No conseguimos verlos a cuerpo completo - sí, parece, el grupo de Carlos-, pero nos basta, como nos basta ver el lomo de un delfín que aparece y desaparece cuando estamos ya de vuelta. La mañana se acaba con chapuzón en el agua del mar que, mansa -es marea alta- se desliza sobre la arena blanca.



Ofidios

Por la tarde volvemos a al pueblo -Tabanca - Eticoga, la aldea principal - unos 1000 habitantes- de la isla para entregar el material que ha recogido Aldea Solidaria (A. C. el Barral) y que a través de la Asociación Primero de Mayo se hace llegar al dispensario, la guardería, el instituto y el equipo de fútbol. Iris va saludando a todo el mundo. Del instituto salen los chavales. Nos saludan los profes, Nicolau, el director, Joaquim, de portugués y artesanía de madera, Ivanildo, de inglés y artesanía de "panhos di pinti". Acogen a Iris con alegría y afecto. 


La impresión es de juventud: tanto los chavales que juegan al fútbol o salen del instituto, los niños que corretean alrededor o se rebozan en la arena, las madres jóvenes acarreando niños a la espalda o bultos sobre la cabeza y los hombres a sus cosas.
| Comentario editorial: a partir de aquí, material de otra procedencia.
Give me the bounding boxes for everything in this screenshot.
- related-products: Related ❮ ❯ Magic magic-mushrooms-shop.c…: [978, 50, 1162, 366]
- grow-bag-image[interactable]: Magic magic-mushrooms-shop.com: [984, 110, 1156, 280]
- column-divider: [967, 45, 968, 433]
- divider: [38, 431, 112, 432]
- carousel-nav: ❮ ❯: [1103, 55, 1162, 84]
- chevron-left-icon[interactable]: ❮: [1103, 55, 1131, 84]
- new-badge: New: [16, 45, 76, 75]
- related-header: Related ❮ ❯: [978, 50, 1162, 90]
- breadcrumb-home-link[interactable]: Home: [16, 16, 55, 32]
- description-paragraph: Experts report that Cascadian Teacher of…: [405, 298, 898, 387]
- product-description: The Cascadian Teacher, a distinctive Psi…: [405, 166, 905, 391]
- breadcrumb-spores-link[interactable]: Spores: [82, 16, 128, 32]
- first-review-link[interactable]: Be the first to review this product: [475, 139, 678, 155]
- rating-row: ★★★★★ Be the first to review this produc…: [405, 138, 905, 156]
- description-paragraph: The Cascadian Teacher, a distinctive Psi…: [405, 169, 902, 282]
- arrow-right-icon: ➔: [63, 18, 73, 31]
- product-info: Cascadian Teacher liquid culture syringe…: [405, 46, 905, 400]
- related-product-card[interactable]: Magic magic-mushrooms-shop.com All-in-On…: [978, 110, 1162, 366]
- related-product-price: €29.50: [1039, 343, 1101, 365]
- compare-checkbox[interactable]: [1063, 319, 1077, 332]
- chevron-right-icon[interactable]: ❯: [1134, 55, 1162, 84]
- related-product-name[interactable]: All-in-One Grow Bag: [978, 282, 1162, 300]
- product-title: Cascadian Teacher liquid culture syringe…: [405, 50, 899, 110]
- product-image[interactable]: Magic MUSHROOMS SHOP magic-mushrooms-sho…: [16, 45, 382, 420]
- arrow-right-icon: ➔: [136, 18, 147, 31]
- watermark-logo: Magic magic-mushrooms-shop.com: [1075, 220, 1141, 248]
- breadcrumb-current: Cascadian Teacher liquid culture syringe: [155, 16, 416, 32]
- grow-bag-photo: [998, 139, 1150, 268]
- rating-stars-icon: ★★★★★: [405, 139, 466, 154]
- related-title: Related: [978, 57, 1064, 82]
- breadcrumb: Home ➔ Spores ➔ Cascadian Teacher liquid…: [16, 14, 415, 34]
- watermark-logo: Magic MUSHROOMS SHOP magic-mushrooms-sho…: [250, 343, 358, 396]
Solo hemos visto una persona vieja que se dolía en el centro de salud, probablemente por la tensión alta. 




Antes de llegar a la playa para volver al hotel, cuando la luna aún no se había apoderado del cielo, fue un regalo inesperado la réplica a las estrellas que iban apareciendo en el cielo de los rutilantes puntitos de luz que brotaban en un campo. Desde niño no veía tantas luciérnagas. Hay más de dos mil especies en el mundo, todas en peligro de extinción.




Trás la cena Iris nos cuenta sus experiencias con reptiles. Aquí hay víboras, la mamba verde, la cobra negra escupidora y boas constrictor, por no hablar de los escorpiones. Normalmente se enroscan en zonas de paso, debajo de las hojas, pero si no se les molesta no atacan. Nos ha contado un par de casos que le tocó vivir: estando en la habitación de su cabaña una mamba verde se descolgó por la claraboya. Durante varios días se fueron a dormir a otro sitio. La segunda, en este restaurante donde ahora escuchamos con aprensión, en una reunión de cooperantes, una serpiente se movía por la hojalata del techo, resbaló y cayó al suelo. Todos los cooperantes corrieron hacia donde ponerse a salvo hasta que se fue. También conoció el caso de una boa que se enroscó alrededor de un hombre del lugar y que la única forma de hacer que aflojase su abrazo mortal fue darle un mordisco en la cabeza. 


También Iris tuvo un encuentro desagradable con la boa, en la misma laguna donde hemos estado esta mañana. Su pareja entonces, por curiosidad, con un palo quitaba las hojas que la cubrían. La boa se elevó vertical hasta la altura de su cabeza. Y luego ante la amenaza del palo les saltó por encima hacia la laguna que tenían detrás. La peor toxina es la de la mamba verde que es paralizante. Hay un aficionado, nos cuenta Yarmile, que viene cada año al hotel para ver a la cobra negra escupidora. Un relato el de Iris tan interesante como desasosegante, justo antes de irnos a dormir.